Thursday, February 15, 2018

MORE ANTI-POLICE CRAP ON GRITS FOR BREAKFAST

Scott Henson, who blogs as Grits for Breakfast says that more sanitation workers get killed than cops and compares the danger cops face to that of construction workers, cab drivers and bartenders

The blog Grits For Breakfast has a propensity to attract readers who hate cops and that is because subconsciously so does Scott Henson, publisher of GFB. Here is a good example:

Honoring those who put their lives on the line every day

By Scott Henson

Grits for Breakfast
February 11, 2018

We've all heard the statement dozens of times or more: "Police officers put their lives on the line every day." And it's true, in the same sense that construction workers or taxi drivers or bartenders put their lives on the line every day, all of whom perish on the job at roughly similar rates as police officers.

But when it comes to local government employees at seriously high risk, the New York Times has a feature this weekend which highlights a larger source of municipal employee deaths: Sanitation workers, who tend to die on the job at more than double the rate of police officers.

Grits mentions the story to offer a mea culpa: Several years ago I'd made the observation that, "The people picking up your trash put their lives on the line every day and are more likely not to make it home at night than their brethren in blue. But one suspects we won't any time soon see a New York Times headline memorializing their sacrifice."

It took nearly six years, but eventually the Times did publish that article.

EDITOR’S NOTE: Henson admits that police work is dangerous, but then he goes ahead and says that being a sanitation worker is more dangerous and that construction workers, taxi drivers or bartenders put their lives on the line just like cops.

So far this year 15 police officers have been killed. Some have died by gunfire in a deliberate ambush. Some have died answering calls or making traffic stops And some have died when their cars crashed. Six officers were killed just in the past week.

I do not put down sanitation workers, construction workers, cab drivers or bartenders, but to compare the danger they face to that of cops is a gross insult to police officers. Those guys picking up the garbage are not protecting the public from criminals.

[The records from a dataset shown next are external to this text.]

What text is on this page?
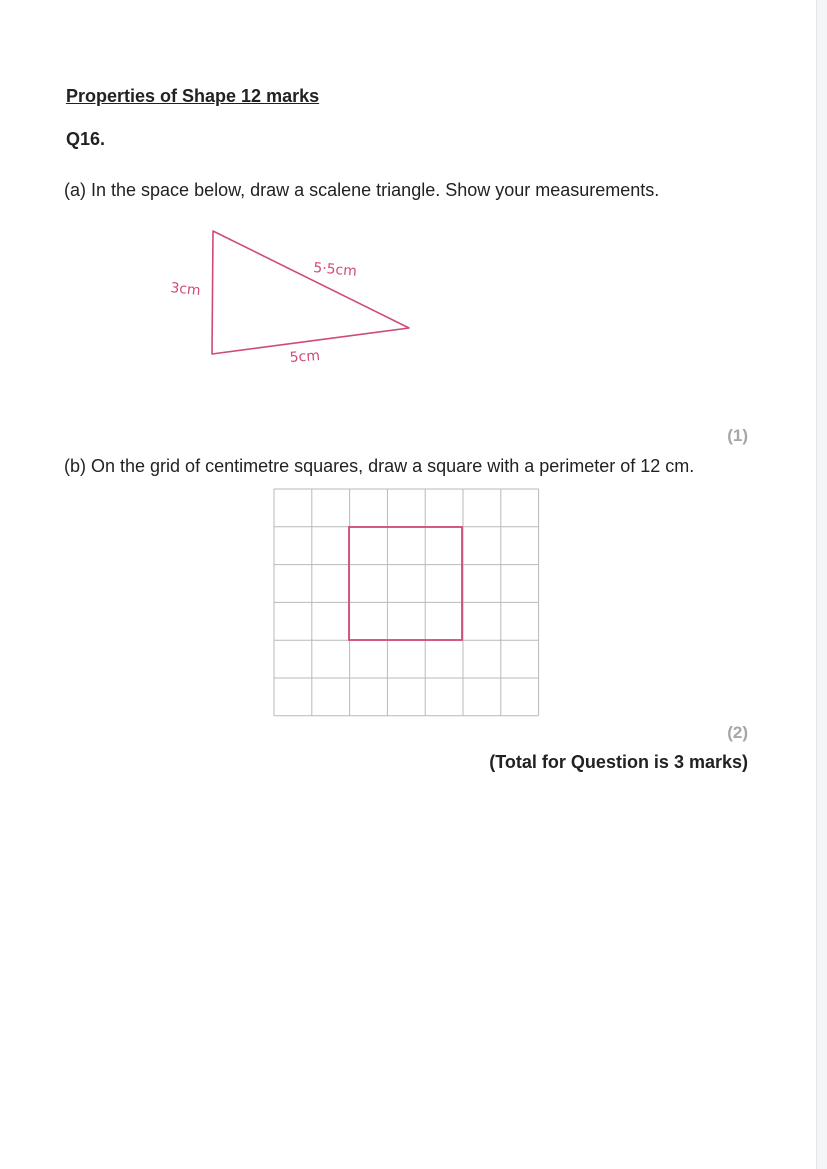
Properties of Shape 12 marks
Q16.

(a) In the space below, draw a scalene triangle. Show your measurements.

3cm
5·5cm
5cm
(1)

(b) On the grid of centimetre squares, draw a square with a perimeter of 12 cm.

(2)
(Total for Question is 3 marks)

Henson mentioned The New York Times article on the number of sanitation workers killed. He either failed to see the February 10 correction or deliberately failed to mention it:

“A previous version of this article misstated the number of sanitation workers killed on the job annually. It was 31 in 2016, not approximately 365, or one a day. However, 431 people in the broader waste and remediation field were killed on the job in 2016. The article also misstated the type of people killed by sanitation in trucks each year. The seven people killed by trucks include civilians, not just workers.”

But none of the people mentioned above lost their lives protecting the public from criminals.

And while I don’t want to put down the sanitation workers and the other occupations Henson included, the title “Honoring those who put their lives on the line every day” is a slap in the face of police officers.